One thing I did notice is that some of the pages (FortiView > Applications and Log & Report > Forward Traffic) are taking a little time to load.

sashag
New Contributor

Upgraded yesterday from 5.6.6 to 6.0.4 600D cluster. System - Settings page not loading, cannot configure central management. Anybody else experiencing this GUI issue?

SMabille

Hi,

 

Are you using local log storage, cloud or FortAnalyzer?

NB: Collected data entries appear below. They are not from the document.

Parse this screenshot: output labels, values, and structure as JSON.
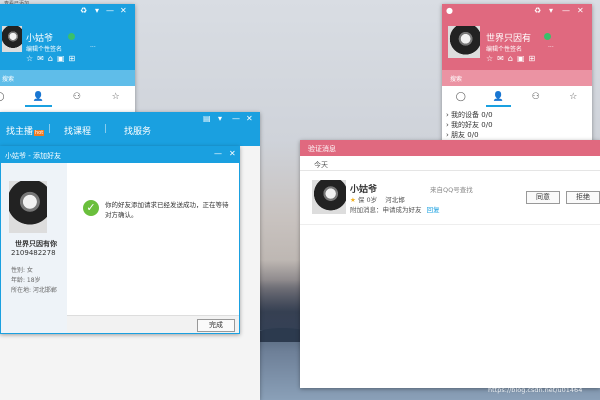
{
  "top_caption": "查看已添加",
  "qq_left": {
    "nickname": "小姑爷",
    "signature": "编辑个性签名",
    "more": "...",
    "search": "搜索"
  },
  "qq_right": {
    "nickname": "世界只因有",
    "signature": "编辑个性签名",
    "more": "...",
    "search": "搜索",
    "groups": [
      {
        "label": "我的设备",
        "count": "0/0"
      },
      {
        "label": "我的好友",
        "count": "0/0"
      },
      {
        "label": "朋友",
        "count": "0/0"
      }
    ]
  },
  "find": {
    "tab1": "找主播",
    "badge": "hot",
    "tab2": "找课程",
    "tab3": "找服务"
  },
  "add_friend": {
    "title": "小姑爷 - 添加好友",
    "name": "世界只因有你",
    "qq": "2109482278",
    "gender": "性别: 女",
    "age": "年龄: 18岁",
    "location": "所在地: 河北邯郸",
    "message": "你的好友添加请求已经发送成功，正在等待对方确认。",
    "done": "完成"
  },
  "verify": {
    "title": "验证消息",
    "today": "今天",
    "name": "小姑爷",
    "meta_gender": "保",
    "meta_age": "0岁",
    "meta_location": "河北邯",
    "source": "来自QQ号查找",
    "note_label": "附加消息：",
    "note": "申请成为好友",
    "reply": "回复",
    "agree": "同意",
    "reject": "拒绝"
  },
  "watermark": "https://blog.csdn.net/u01464"
}
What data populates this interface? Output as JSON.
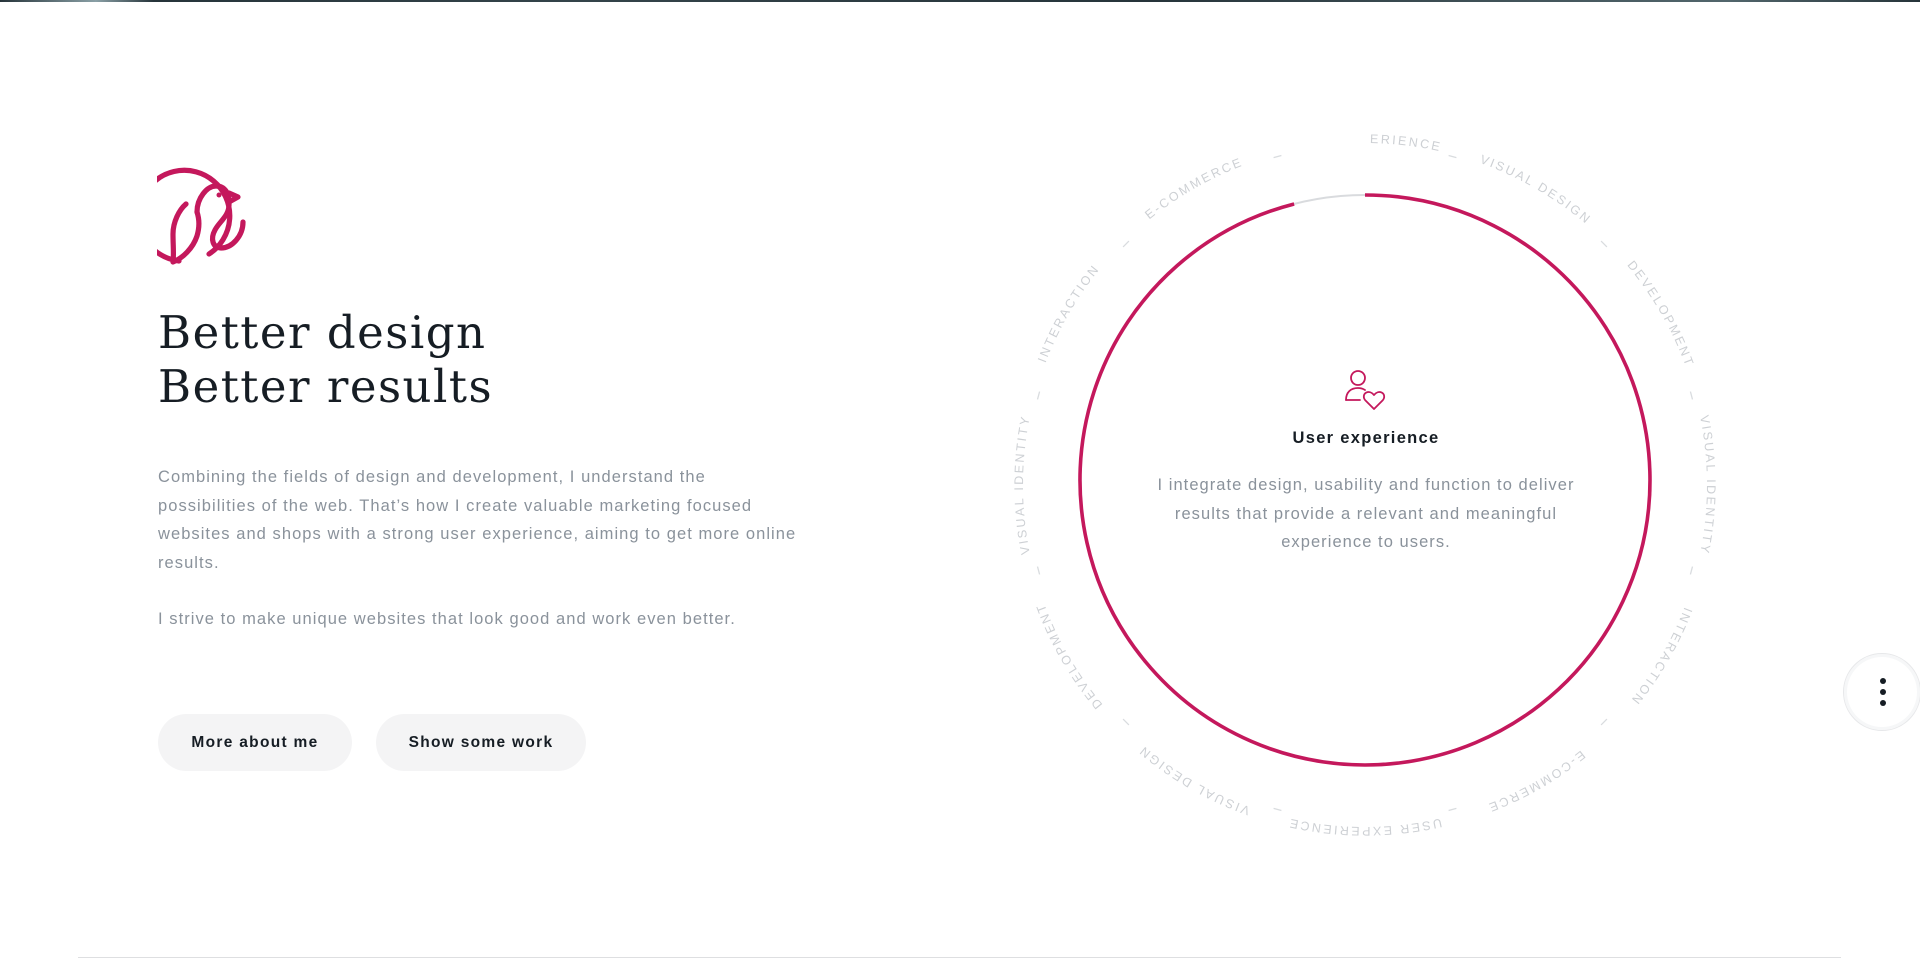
{
  "colors": {
    "accent": "#c4185c",
    "heading": "#161d24",
    "body_text": "#8a929b",
    "ring_label": "#cdd0d4",
    "button_bg": "#f4f4f5"
  },
  "brand": {
    "logo_icon": "bird-in-circle-icon"
  },
  "hero": {
    "headline_line1": "Better design",
    "headline_line2": "Better results",
    "paragraph1": "Combining the fields of design and development, I understand the possibilities of the web. That’s how I create valuable marketing focused websites and shops with a strong user experience, aiming to get more online results.",
    "paragraph2": "I strive to make unique websites that look good and work even better."
  },
  "buttons": {
    "about_label": "More about me",
    "work_label": "Show some work"
  },
  "skills_ring": {
    "labels": [
      "USER EXPERIENCE",
      "VISUAL DESIGN",
      "DEVELOPMENT",
      "VISUAL IDENTITY",
      "INTERACTION",
      "E-COMMERCE",
      "USER EXPERIENCE",
      "VISUAL DESIGN",
      "DEVELOPMENT",
      "VISUAL IDENTITY",
      "INTERACTION",
      "E-COMMERCE"
    ],
    "progress": 0.96,
    "active": {
      "icon": "user-heart-icon",
      "title": "User experience",
      "description": "I integrate design, usability and function to deliver results that provide a relevant and meaningful experience to users."
    }
  },
  "menu": {
    "icon": "vertical-dots-icon"
  }
}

I can't see the same behaviour (works as expected for me) on 60E + FortiAnalyzer 6.0.3

 

Stephane 

 

sigmasoftcz wrote:

ok, the first problem appeared. In version 6.0.4, IP addresses do not translate to DNS names at src address. This is happening in both FortiView and Logs section on all tested boxes.

 

[attachImg]https://forum.fortinet.com/download.axd?file=0;170563&where=message&f=FortiView-TrafficFromWan.jpg[/attachImg]

Jirka

 

Jirka1

Hi Stephane, yes, we use FortiAnalyzer. It is true that the problem can be even there. We also updated the FAZ to version 6.0.4. I will look at it. Jirka
Jirka1

Hi Stephane, yes, we use FortiAnalyzer. It is true that the problem can be even there. We also updated the FAZ to version 6.0.4. I will look at it. Jirka
Jordan_Thompson_FTNT

sigmasoftcz wrote:

ok, the first problem appeared. In version 6.0.4, IP addresses do not translate to DNS names at src address. This is happening in both FortiView and Logs section on all tested boxes.

 

Previous versions of FortiOS also did not do reverse DNS lookup on source IPs. This feature is for destination views.

Jirka1

Jordan_Thompson_FTNT wrote:

sigmasoftcz wrote:

ok, the first problem appeared. In version 6.0.4, IP addresses do not translate to DNS names at src address. This is happening in both FortiView and Logs section on all tested boxes.

 

Previous versions of FortiOS also did not do reverse DNS lookup on source IPs. This feature is for destination views.

Hi Jordan,

I disagree. In version 5.6.7, PTR records are beautifully visible. FortiView-> Traffic from WAN-> Source

 

Jirka

empolo
New Contributor

Hi

I cant seem to find the upgrade path to 6.0.4. I have version 6.0.2 installed on my 501E. Could i upgrade to 6.0.4 directly or should i first upgrade to 6.0.3 and then to 6.0.4?